Но вернемся к тексту первого черновика. Амад, встретивший Жилина на выходе из таможни, первоначально имел имя Крайс. После предложения Крайса поселиться в пансионате, Жилин перечисляет добросовестные развлечения, какими занимаются проживающие там и от которых не отвертеться, - не "пикники, междусобойчики и спевки", как в поздних вариантах, а "пикники, капустники и винегретники". В разговоре Амада (Крайса) с Жилиным упоминалось вооружение гангстеров: огнеметы и газовые бомбы. В первом варианте рукописи вместо огнеметов назывались ракетные ружья. Тяжелый штурмовой танк "мамонт", изображение которого Жилин видит позже на фотографии с генерал-полковником Тууром, в черновике названия не имел.

Только в правке появляются заметки о том, что Жилин был в этом курортном городе и раньше, во время военных действий. Жилин не вспоминает и не сравнивает, он просто осматривает новый для него город, отмечая особенности:

Ничего особенного, город как город. Живые изгороди вдоль проезжей части, решетчатые ворота через правильные интервалы, за воротами аккуратные дворики с клумбами и фонтанами, стандартные коттеджи с разноцветными стенами и плоскими крышами, на перекрестках питейные павильоны из слоистого под мрамор пластика. Вот только людей совсем не было видно - ни на улице, ни во двориках. Я хотел было спросить об этом…

В путеводителе Жилин читает перечень религиозных учреждений этого курортного города: "…три католических, одна православная и одна протестантская церковь, одна синагога, одна мечеть, буддистский храм, ложа Новых Иеговистов и Убежище Верных Рафаэлитов". Несколько отличается от окончательного и список гражданских обществ, функционировавших в городе: "…Почитателей Науки, Покровителей Животных, Красного Креста и Красного Полумесяца, Эйнштейнианцев, Содействия Порядку, За Старую Добрую Родину Против Вредных Влияний, Усердных Дегустаторов и Знатоков и Ценителей. Наконец, в городе были два спортивных общества - "Голубые" и "Зеленые"…" Из-за изменения названий спортивных обществ (в окончательном варианте были "Быки" и "Носороги"), Жилина в баре спрашивают не "Ты "Носорог"?", а "Ты из "Голубых"?", на что он отвечает: "Я из желтых".
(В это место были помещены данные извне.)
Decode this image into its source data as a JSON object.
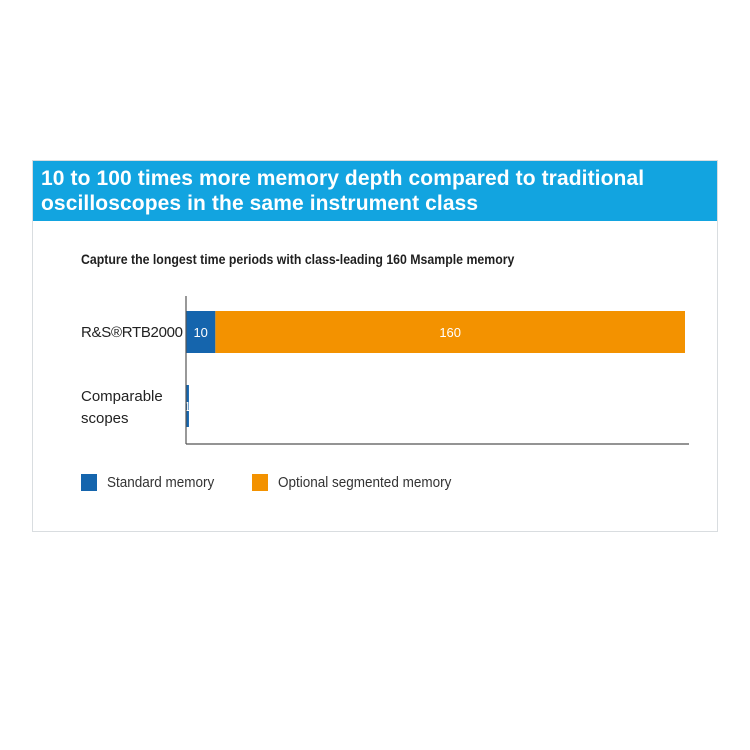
{
  "banner": {
    "line1": "10 to 100 times more memory depth compared to traditional",
    "line2": "oscilloscopes in the same instrument class"
  },
  "colors": {
    "banner": "#12a4e0",
    "standard": "#1565ad",
    "optional": "#f39200",
    "axis": "#555555"
  },
  "chart_data": {
    "type": "bar",
    "orientation": "horizontal",
    "stacked": true,
    "title": "Capture the longest time periods with class-leading 160 Msample memory",
    "categories": [
      {
        "label_lines": [
          "R&S®RTB2000"
        ]
      },
      {
        "label_lines": [
          "Comparable",
          "scopes"
        ]
      }
    ],
    "series": [
      {
        "name": "Standard memory",
        "color": "#1565ad",
        "values": [
          10,
          1
        ],
        "data_labels": [
          "10",
          "1"
        ]
      },
      {
        "name": "Optional segmented memory",
        "color": "#f39200",
        "values": [
          160,
          0
        ],
        "data_labels": [
          "160",
          ""
        ]
      }
    ],
    "xlim": [
      0,
      170
    ],
    "grid": false,
    "legend": "bottom-left"
  }
}
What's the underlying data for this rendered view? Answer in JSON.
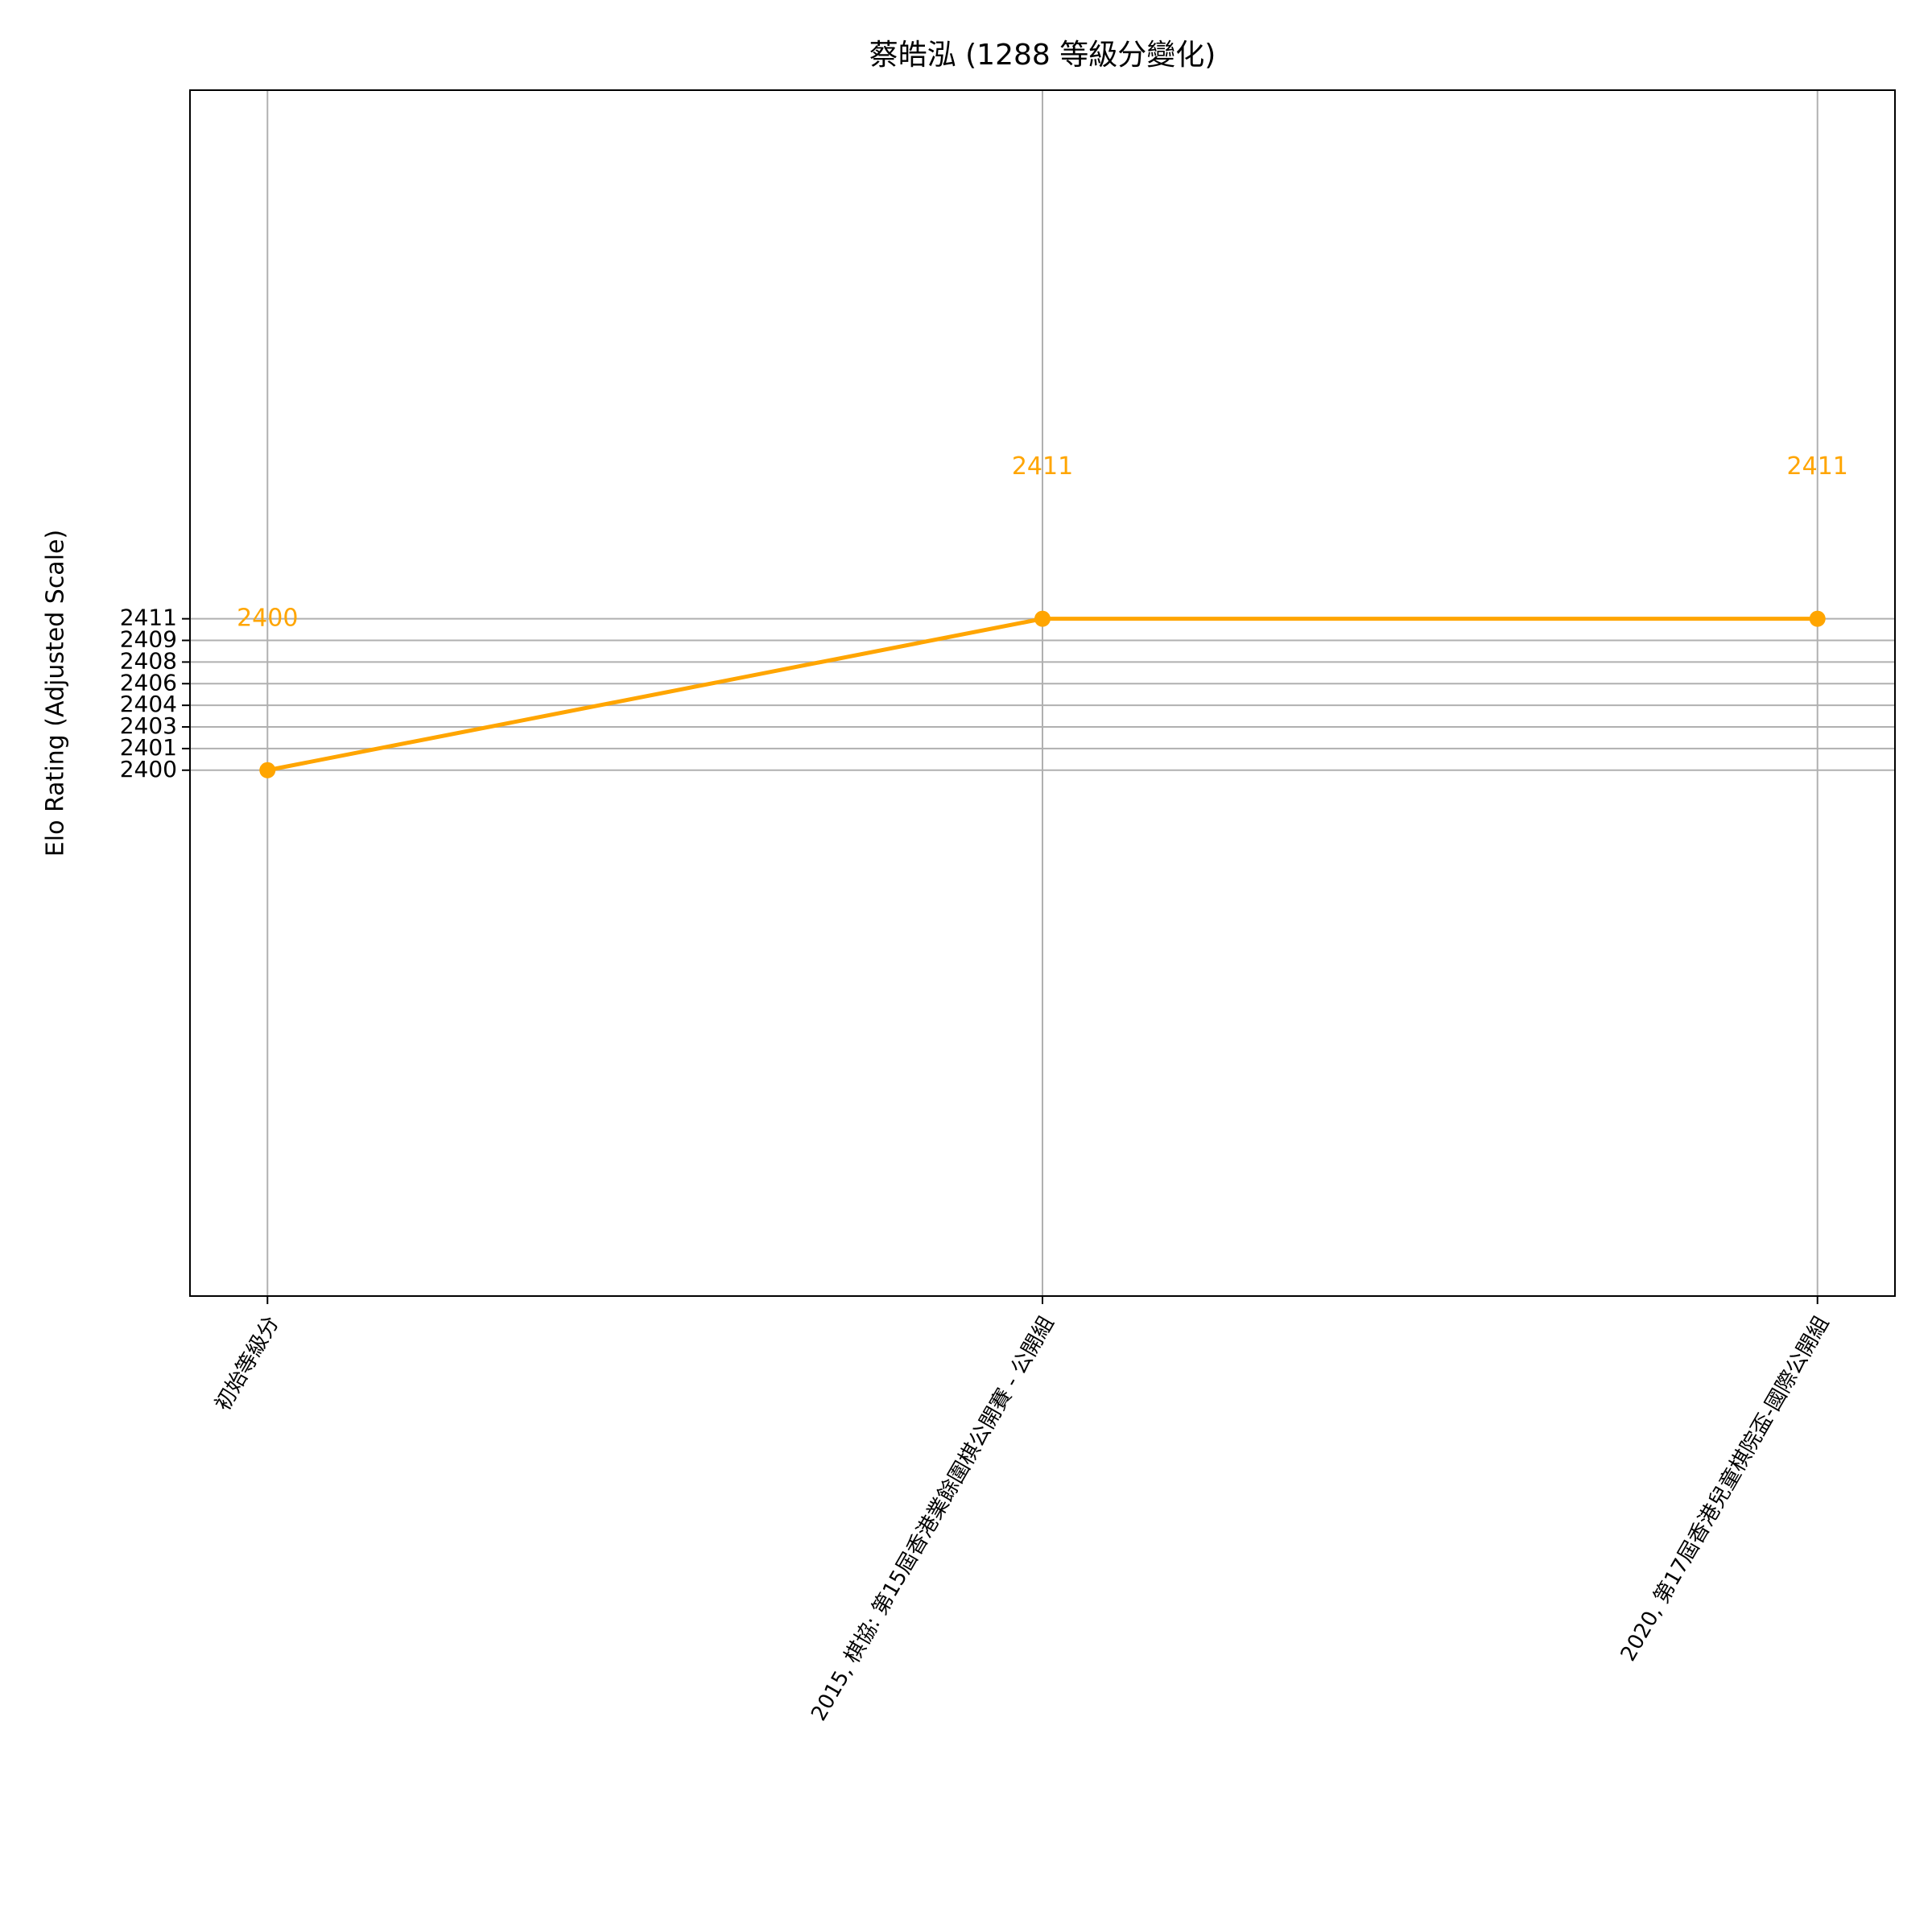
{
  "chart_data": {
    "type": "line",
    "title": "蔡皓泓 (1288 等級分變化)",
    "y_label": "Elo Rating (Adjusted Scale)",
    "categories": [
      "初始等級分",
      "2015, 棋協: 第15屆香港業餘圍棋公開賽 - 公開組",
      "2020, 第17屆香港兒童棋院盃-國際公開組"
    ],
    "series": [
      {
        "name": "蔡皓泓",
        "color": "#ffa500",
        "values": [
          2400,
          2411,
          2411
        ]
      }
    ],
    "ylim": [
      2361.8,
      2449.4
    ],
    "yticks": [
      {
        "value": 2400,
        "label": "2400"
      },
      {
        "value": 2401.571,
        "label": "2401"
      },
      {
        "value": 2403.143,
        "label": "2403"
      },
      {
        "value": 2404.714,
        "label": "2404"
      },
      {
        "value": 2406.286,
        "label": "2406"
      },
      {
        "value": 2407.857,
        "label": "2408"
      },
      {
        "value": 2409.429,
        "label": "2409"
      },
      {
        "value": 2411,
        "label": "2411"
      }
    ],
    "grid": true
  }
}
В еженедельниках, которые просматривал Жилин, вместо перечисления их содержимого ("Были там воспоминания участников "заварушки" и борьбы против гангстеризма, поданные в литературной обработке каких-то ослов, лишенных совести и литературного вкуса, беллетристические упражнения явных графоманов со слезами и страданиями, с подвигами, с великим прошлым и сладостным будущим, бесконечные кроссворды, чайнворды и ребусы и загадочные картинки…") в рукописи говорится: "Были там и литературные упражнения каких-то графоманов: в них были и слезы, и страдания, и подвиги, и великое прошлое, и сладкое будущее, но не было там одного - того, что я успел увидеть и почувствовать за сутки пребывания в этой стране".

В ресторане в окончательной версии летали попугаи и колибри. В рукописи - колибри не было, но попугаи летали не только с бутербродами, но и говорящие: "На плечо доктору Опиру слетел попугай и картаво сказал: "Еще гр-рафинчик…"".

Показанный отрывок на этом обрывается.